In the novel, Lily portrays a great degree of maturity. Lily matures into a young woman over the course of the novel and ends up being part of a supportive community. She learns things about herself and develops a character that is more positive. Through Zach and August Lily can improve on her maturity since she is inspired by Zach to be more sensitive, and August inspires her to be more introspective. Lily shows her maturity to understand that it was not the fault of her mother after she had learned about her mother abandoning her. Lily is mature enough to process the feelings of anger, guilt, and confusion as well as love her complex and flawed mother. This acts as evidence of Lily's maturation whereby she can love without blame or guilt. Lily can confront her father who is also a sign of her maturity. Lily's maturity enables her to progress despite her father's inhumanity. Lily is mature enough to forgive herself and her mother since all her life she has been accusing herself and torturing herself mentally because of her mother's death. The final step in Lily's growing into a young woman who believes in her worth and can love others and therefore able to see the viewpoint of his father. Lily was able to see that the death of Deborah was the cause her father's anger and bitterness.

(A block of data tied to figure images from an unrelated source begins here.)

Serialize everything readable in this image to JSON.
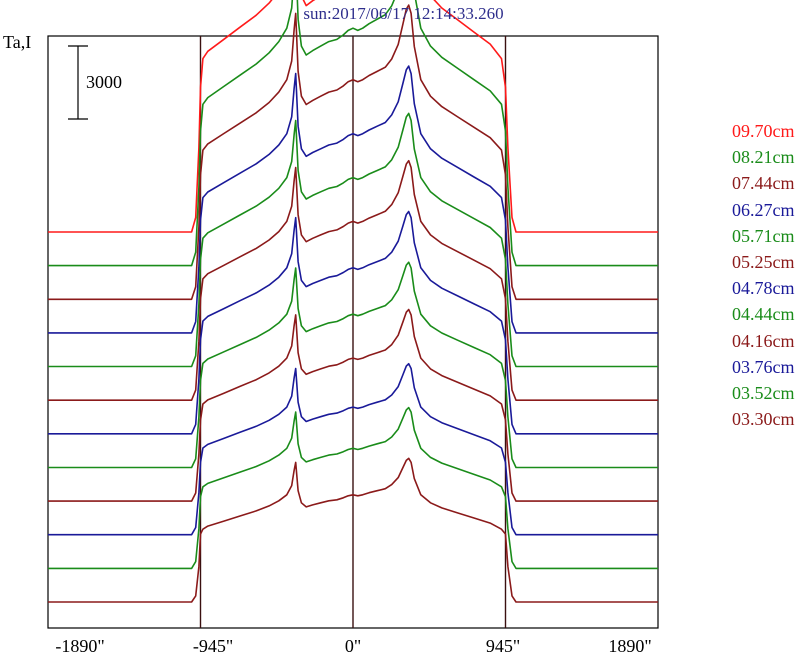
{
  "chart_data": {
    "type": "line",
    "title": "sun:2017/06/17 12:14:33.260",
    "ylabel": "Ta,I",
    "scale_bar_label": "3000",
    "scale_bar_value": 3000,
    "xlabel": "",
    "xlim": [
      -1890,
      1890
    ],
    "x_ticks": [
      "-1890\"",
      "-945\"",
      "0\"",
      "945\"",
      "1890\""
    ],
    "x_tick_values": [
      -1890,
      -945,
      0,
      945,
      1890
    ],
    "vertical_lines": [
      -945,
      0,
      945
    ],
    "grid": false,
    "legend_position": "right",
    "profile": {
      "x": [
        -1890,
        -1000,
        -975,
        -955,
        -945,
        -930,
        -900,
        -800,
        -700,
        -600,
        -520,
        -460,
        -410,
        -380,
        -365,
        -355,
        -340,
        -320,
        -290,
        -250,
        -200,
        -150,
        -100,
        -60,
        -30,
        0,
        30,
        60,
        100,
        150,
        200,
        240,
        280,
        310,
        330,
        345,
        360,
        380,
        420,
        480,
        550,
        650,
        750,
        850,
        920,
        945,
        960,
        985,
        1010,
        1890
      ],
      "y": [
        0,
        0,
        0.6,
        3.5,
        6.0,
        7.2,
        7.5,
        8.0,
        8.5,
        9.0,
        9.5,
        10.0,
        10.6,
        11.5,
        13.0,
        13.8,
        11.0,
        9.8,
        9.4,
        9.6,
        9.8,
        10.0,
        10.1,
        10.3,
        10.5,
        10.6,
        10.5,
        10.6,
        10.8,
        11.0,
        11.2,
        11.6,
        12.3,
        13.3,
        14.0,
        14.2,
        13.8,
        12.2,
        10.6,
        9.8,
        9.3,
        8.8,
        8.3,
        7.8,
        7.2,
        6.0,
        3.5,
        0.6,
        0,
        0
      ]
    },
    "series": [
      {
        "name": "09.70cm",
        "color": "#ff1a1a",
        "baseline_rel": 1.0,
        "amplitude_rel": 1.0,
        "limb_spike": 0.0
      },
      {
        "name": "08.21cm",
        "color": "#1a8c1a",
        "baseline_rel": 1.0,
        "amplitude_rel": 0.93,
        "limb_spike": 0.0
      },
      {
        "name": "07.44cm",
        "color": "#8b1a1a",
        "baseline_rel": 1.0,
        "amplitude_rel": 0.86,
        "limb_spike": 0.0
      },
      {
        "name": "06.27cm",
        "color": "#1a1a99",
        "baseline_rel": 0.96,
        "amplitude_rel": 0.78,
        "limb_spike": 0.0
      },
      {
        "name": "05.71cm",
        "color": "#1a8c1a",
        "baseline_rel": 0.94,
        "amplitude_rel": 0.74,
        "limb_spike": 0.0
      },
      {
        "name": "05.25cm",
        "color": "#8b1a1a",
        "baseline_rel": 0.92,
        "amplitude_rel": 0.7,
        "limb_spike": 0.0
      },
      {
        "name": "04.78cm",
        "color": "#1a1a99",
        "baseline_rel": 0.9,
        "amplitude_rel": 0.65,
        "limb_spike": 0.0
      },
      {
        "name": "04.44cm",
        "color": "#1a8c1a",
        "baseline_rel": 0.88,
        "amplitude_rel": 0.6,
        "limb_spike": 0.0
      },
      {
        "name": "04.16cm",
        "color": "#8b1a1a",
        "baseline_rel": 0.86,
        "amplitude_rel": 0.56,
        "limb_spike": 0.0
      },
      {
        "name": "03.76cm",
        "color": "#1a1a99",
        "baseline_rel": 0.84,
        "amplitude_rel": 0.5,
        "limb_spike": 0.0
      },
      {
        "name": "03.52cm",
        "color": "#1a8c1a",
        "baseline_rel": 0.82,
        "amplitude_rel": 0.47,
        "limb_spike": 0.15
      },
      {
        "name": "03.30cm",
        "color": "#8b1a1a",
        "baseline_rel": 0.8,
        "amplitude_rel": 0.42,
        "limb_spike": 0.3
      }
    ]
  }
}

In conclusion after leaving home Lily was able to discover various qualities. Lily's sense of humor assist her to survive and understand about her yearning for her mother better and her ability to forgive. Through Lily being able to forgive her mother, we learn about the power of forgiveness since after that Lily develops, and become independent. Through Lily we are able to learn about the love, racism and community within the Sylvan and Tiburon communities. Lily helps us to learn about the importance of developing female-centric communities. Lily learns to love herself as well as to love others. Through Lily we are able to learn that no one is perfect.
Kidd, Sue M. The Secret Life of Bees. Tinder P, 2015.